15-20% a year for a decade or 2 will make a ****load of money.
 
From my experience, they have to announce a RS prior to performing one. They wouldn’t announce a RS without some sort of “pump news” first. So they may come out tomorrow morning and say they’ve secured a deal with such and such, and the future looks great, yada yada. The price will jump 20% or better. Then bet your ass later that afternoon or the next morning they’ll announce plans to RS, sending the price right back down. But you’ll see people saying the stock is going to $1 organically after that spike from .13 to .17 or .20 or whatever it goes to. But that rarely ever happens. Especially with a Greek shipping company lol.
Thanks for the info. You still doing doorlocks? I think we were talking about Stanley Wi-Q at one time when I installed a bunch.
 
I'm sure each development deal is different.

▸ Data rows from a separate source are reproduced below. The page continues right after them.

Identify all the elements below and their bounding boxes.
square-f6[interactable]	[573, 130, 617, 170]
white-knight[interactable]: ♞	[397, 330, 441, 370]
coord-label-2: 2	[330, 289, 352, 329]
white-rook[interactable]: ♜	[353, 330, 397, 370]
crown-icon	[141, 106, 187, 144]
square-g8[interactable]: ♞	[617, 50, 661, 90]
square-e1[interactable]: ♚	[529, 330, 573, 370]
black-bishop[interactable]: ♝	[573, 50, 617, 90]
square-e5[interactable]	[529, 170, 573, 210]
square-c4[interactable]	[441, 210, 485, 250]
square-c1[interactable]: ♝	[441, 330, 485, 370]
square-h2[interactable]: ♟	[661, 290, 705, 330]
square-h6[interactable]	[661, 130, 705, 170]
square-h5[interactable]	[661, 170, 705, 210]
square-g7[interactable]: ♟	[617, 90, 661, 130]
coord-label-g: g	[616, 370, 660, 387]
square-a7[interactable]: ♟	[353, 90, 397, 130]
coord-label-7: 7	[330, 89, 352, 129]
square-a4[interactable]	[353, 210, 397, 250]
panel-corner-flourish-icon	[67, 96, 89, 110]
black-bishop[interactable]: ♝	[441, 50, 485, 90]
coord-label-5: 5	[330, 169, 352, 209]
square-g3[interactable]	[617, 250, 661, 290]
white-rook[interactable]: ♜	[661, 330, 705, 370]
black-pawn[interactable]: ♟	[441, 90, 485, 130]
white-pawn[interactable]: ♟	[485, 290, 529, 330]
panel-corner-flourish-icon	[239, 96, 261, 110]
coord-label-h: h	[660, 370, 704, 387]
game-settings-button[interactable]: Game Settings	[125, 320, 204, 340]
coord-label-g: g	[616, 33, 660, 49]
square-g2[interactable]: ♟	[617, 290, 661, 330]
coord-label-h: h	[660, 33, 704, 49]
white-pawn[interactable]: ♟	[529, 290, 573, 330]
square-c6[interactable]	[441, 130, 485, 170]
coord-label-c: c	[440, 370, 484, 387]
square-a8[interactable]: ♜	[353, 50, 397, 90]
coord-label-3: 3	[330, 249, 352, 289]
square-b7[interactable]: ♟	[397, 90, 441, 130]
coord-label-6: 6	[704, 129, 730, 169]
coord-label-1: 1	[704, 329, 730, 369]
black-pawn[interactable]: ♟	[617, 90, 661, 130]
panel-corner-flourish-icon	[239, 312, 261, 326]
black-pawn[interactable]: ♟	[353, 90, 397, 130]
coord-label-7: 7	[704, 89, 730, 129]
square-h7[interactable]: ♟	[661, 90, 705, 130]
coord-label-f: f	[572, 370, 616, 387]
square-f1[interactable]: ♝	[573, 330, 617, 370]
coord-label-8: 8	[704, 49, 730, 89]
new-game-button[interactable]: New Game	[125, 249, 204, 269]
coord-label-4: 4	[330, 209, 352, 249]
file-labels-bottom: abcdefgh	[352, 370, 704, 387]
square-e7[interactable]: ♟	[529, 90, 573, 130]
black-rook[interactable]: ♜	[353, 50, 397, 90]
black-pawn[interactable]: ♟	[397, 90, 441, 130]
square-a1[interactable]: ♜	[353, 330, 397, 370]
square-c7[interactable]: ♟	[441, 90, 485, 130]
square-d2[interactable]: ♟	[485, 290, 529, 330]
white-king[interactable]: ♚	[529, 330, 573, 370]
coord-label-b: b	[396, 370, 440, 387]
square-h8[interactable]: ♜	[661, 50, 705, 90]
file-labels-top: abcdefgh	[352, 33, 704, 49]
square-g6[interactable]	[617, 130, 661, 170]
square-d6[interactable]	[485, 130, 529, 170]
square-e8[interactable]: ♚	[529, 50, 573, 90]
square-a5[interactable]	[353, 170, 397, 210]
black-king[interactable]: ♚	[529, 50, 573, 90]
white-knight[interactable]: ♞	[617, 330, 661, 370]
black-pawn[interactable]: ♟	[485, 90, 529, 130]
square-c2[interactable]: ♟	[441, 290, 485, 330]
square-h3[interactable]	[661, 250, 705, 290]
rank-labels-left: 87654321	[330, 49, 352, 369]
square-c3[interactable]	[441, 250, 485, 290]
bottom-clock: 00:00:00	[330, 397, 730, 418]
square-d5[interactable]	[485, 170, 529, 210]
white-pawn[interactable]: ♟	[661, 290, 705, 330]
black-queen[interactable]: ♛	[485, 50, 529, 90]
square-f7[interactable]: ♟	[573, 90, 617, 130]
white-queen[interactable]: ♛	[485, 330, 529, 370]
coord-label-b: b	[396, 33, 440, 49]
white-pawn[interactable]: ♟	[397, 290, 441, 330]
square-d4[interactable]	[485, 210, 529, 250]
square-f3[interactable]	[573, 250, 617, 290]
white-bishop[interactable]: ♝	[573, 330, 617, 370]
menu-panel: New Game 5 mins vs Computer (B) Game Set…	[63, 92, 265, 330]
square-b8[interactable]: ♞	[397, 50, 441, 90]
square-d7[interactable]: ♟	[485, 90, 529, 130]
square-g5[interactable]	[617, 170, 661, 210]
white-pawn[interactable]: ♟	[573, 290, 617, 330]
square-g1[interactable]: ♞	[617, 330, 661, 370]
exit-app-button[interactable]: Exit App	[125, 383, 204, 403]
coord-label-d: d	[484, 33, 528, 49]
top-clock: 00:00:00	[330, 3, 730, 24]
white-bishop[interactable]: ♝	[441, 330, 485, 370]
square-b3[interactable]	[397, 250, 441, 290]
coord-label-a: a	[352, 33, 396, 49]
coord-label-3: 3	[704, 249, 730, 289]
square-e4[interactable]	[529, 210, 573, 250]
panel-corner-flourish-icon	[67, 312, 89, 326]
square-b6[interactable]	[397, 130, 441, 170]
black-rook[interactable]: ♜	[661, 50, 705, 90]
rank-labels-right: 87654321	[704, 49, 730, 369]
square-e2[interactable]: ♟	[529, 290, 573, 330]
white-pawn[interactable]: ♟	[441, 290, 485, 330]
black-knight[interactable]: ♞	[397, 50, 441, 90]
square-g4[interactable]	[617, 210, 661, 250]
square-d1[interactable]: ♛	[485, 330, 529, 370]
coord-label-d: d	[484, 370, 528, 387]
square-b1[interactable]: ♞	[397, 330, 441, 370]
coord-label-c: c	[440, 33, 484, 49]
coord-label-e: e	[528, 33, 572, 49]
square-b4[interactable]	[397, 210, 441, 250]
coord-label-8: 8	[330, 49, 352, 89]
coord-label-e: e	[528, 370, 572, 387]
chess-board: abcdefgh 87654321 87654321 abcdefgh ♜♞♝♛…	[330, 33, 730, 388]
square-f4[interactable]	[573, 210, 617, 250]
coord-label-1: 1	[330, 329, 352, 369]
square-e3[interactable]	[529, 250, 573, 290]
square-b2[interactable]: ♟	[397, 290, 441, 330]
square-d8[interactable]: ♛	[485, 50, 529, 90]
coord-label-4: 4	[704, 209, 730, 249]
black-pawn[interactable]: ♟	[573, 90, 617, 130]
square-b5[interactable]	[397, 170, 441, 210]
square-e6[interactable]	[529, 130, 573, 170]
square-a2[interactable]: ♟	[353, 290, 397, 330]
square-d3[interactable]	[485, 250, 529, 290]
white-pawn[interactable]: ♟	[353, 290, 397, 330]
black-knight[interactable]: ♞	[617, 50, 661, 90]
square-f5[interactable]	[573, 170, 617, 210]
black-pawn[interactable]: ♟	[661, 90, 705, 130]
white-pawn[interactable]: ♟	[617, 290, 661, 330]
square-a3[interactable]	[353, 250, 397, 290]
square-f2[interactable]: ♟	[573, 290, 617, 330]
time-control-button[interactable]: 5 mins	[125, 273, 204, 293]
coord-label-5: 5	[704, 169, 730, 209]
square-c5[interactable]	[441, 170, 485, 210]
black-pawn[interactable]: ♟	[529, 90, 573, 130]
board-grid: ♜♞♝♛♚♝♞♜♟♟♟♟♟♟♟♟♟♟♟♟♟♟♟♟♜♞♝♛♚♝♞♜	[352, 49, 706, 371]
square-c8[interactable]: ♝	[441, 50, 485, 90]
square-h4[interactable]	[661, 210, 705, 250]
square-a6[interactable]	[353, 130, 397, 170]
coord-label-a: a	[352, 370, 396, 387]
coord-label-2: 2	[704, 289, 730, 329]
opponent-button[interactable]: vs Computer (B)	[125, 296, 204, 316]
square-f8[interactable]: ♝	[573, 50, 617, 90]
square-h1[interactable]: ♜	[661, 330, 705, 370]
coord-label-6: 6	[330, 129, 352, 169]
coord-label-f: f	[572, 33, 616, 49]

Some may be shorter term some may be longer, either way I laughed all the way to the bank. I never was going to keep it long term, I held for about 5 years and sold a month ago. Disney will never in a million years get you a return like that.

Actually, from the date I got Disney stock as part of the Marvel transaction (Sept. 09) through the middle of 2015, the stock went from $26 to $120. Add in the DRIP and that was a hell of a return.

Of course, the next 4 yrs stunk (flat) until it made a run at end of last year. Finally sold when I realized Disney's valuation was of a streaming play more than anything else and that's outside my wheelhouse.
 
Actually, from the date I got Disney stock as part of the Marvel transaction (Sept. 09) through the middle of 2015, the stock went from $26 to $120. Add in the DRIP and that was a hell of a return.

Of course, the next 4 yrs stunk (flat) until it made a run at end of last year. Finally sold when I realized Disney's valuation was of a streaming play more than anything else and that's outside my wheelhouse.
I had Marvel too I held the Disney for a while it didn't do much so I sold and bought NFLX.